Mit seinem Ryanair-Manöver hat sich Belarus-Diktator Alexander Lukaschenko (66) offen mit der EU angelegt. Eine Maschine der irischen Fluggesellschaft Ryanair von Athen (Griechenland) nach Vilnius (Litauen) zu einer Zwischenlandung in der belarussischen Hauptstadt Minsk zu zwingen, um einen Passagier zu verhaften, kann die Staaten- und Wertegemeinschaft nicht dulden.
Die Frage ist: War das ein Alleingang des national und wirtschaftlich geschwächten Lukaschenko?
Timothy Snyder sagt: nein. Der bekannte amerikanische Historiker und Buchautor meldete sich schon am Sonntagabend via Twitter zu Wort. Er ist sicher: Putin hat mitgemischt.
Russland-Expertin widerspricht: «Lukaschenko hat allein entschieden»
«Belarus hätte kein EU-Flugzeug ohne die Zustimmung von Russland entführt», schreibt Snyder. «Möglicherweise war die Entführung sogar eine russische Initiative.» Das sollte man bei einer Reaktion bedenken.
Er argumentiert, dass neue EU-Sanktionen gegen Belarus Lukaschenko nur noch mehr an Moskau binden würden. «Deshalb sollte die EU darüber nachdenken, ausser Belarus auch Russland zu sanktionieren.» Konkret plädiert er für einen Stop der Ostsee-Pipeline Nord Stream 2, deren zum russischen Mutterkonzern Gazprom gehörige Projektgesellschaft «Nord Stream 2 AG» in Zug sitzt.

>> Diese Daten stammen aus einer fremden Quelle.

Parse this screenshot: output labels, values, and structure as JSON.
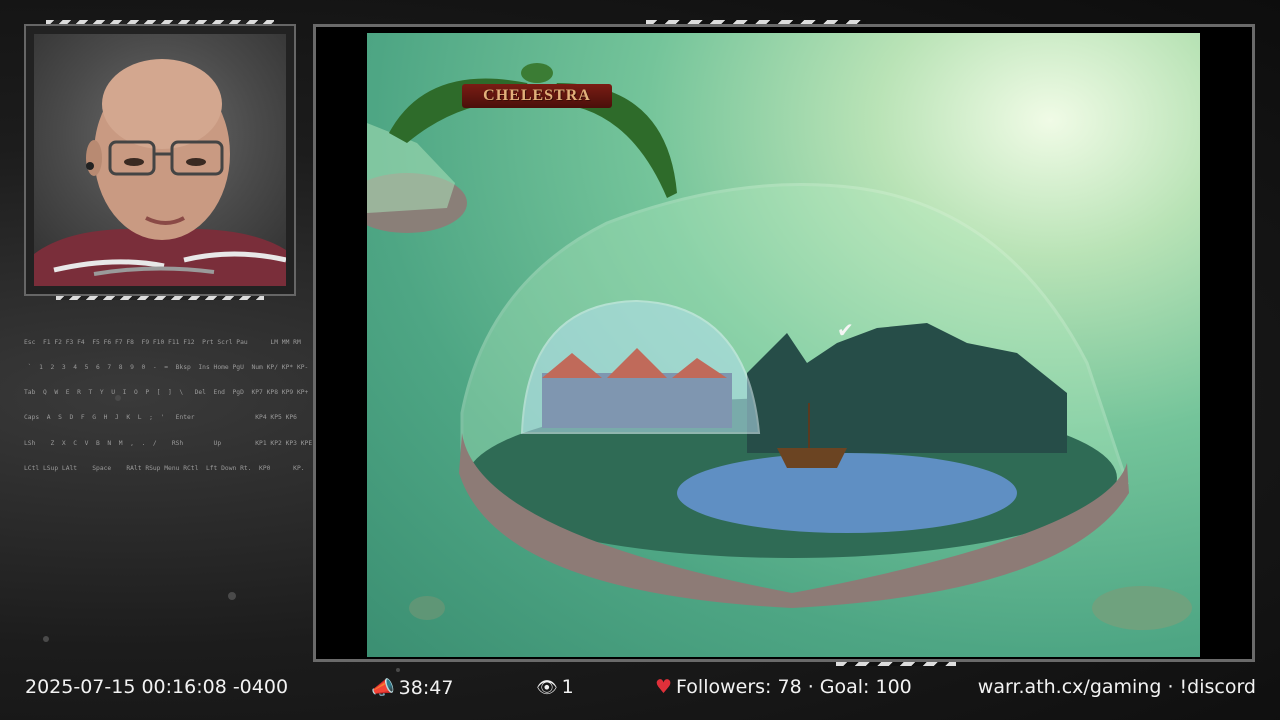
{
  "game": {
    "logo_text": "CHELESTRA"
  },
  "keyboard_overlay": {
    "rows": [
      "Esc  F1 F2 F3 F4  F5 F6 F7 F8  F9 F10 F11 F12  Prt Scrl Pau      LM MM RM",
      " `  1  2  3  4  5  6  7  8  9  0  -  =  Bksp  Ins Home PgU  Num KP/ KP* KP-",
      "Tab  Q  W  E  R  T  Y  U  I  O  P  [  ]  \\   Del  End  PgD  KP7 KP8 KP9 KP+",
      "Caps  A  S  D  F  G  H  J  K  L  ;  '   Enter                KP4 KP5 KP6",
      "LSh    Z  X  C  V  B  N  M  ,  .  /    RSh        Up         KP1 KP2 KP3 KPE",
      "LCtl LSup LAlt    Space    RAlt RSup Menu RCtl  Lft Down Rt.  KP0      KP."
    ]
  },
  "status_bar": {
    "datetime": "2025-07-15 00:16:08 -0400",
    "uptime_icon": "megaphone-icon",
    "uptime": "38:47",
    "viewers_icon": "eye-icon",
    "viewers": "1",
    "followers_icon": "heart-icon",
    "followers": "Followers: 78 · Goal: 100",
    "links": "warr.ath.cx/gaming · !discord"
  },
  "colors": {
    "accent_heart": "#e0303a",
    "uptime_icon": "#e85a3a",
    "game_sea": "#5aae8a"
  }
}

Tatjana Stanowaja widerspricht. «Ich bin mir zu 100 Prozent sicher, dass Lukaschenko seine Entscheidung allein getroffen hat, ohne Beteiligung von Russland», sagt die Politikwissenschaftlerin von der Denkfabrik Carnegie Moscow Center. Vielleicht habe Lukaschenko Putin vorab informiert. «Es wäre aber auch nicht überraschend, wenn er es nicht getan hat.»
Lukaschenko kämpfe schliesslich an zwei Fronten: «Gegen den Westen und seinen Einfluss innerhalb von Belarus (Lukaschenko betrachtet die Opposition als pro-westliche Marionette) und gegen den russischen Einfluss in Belarus.»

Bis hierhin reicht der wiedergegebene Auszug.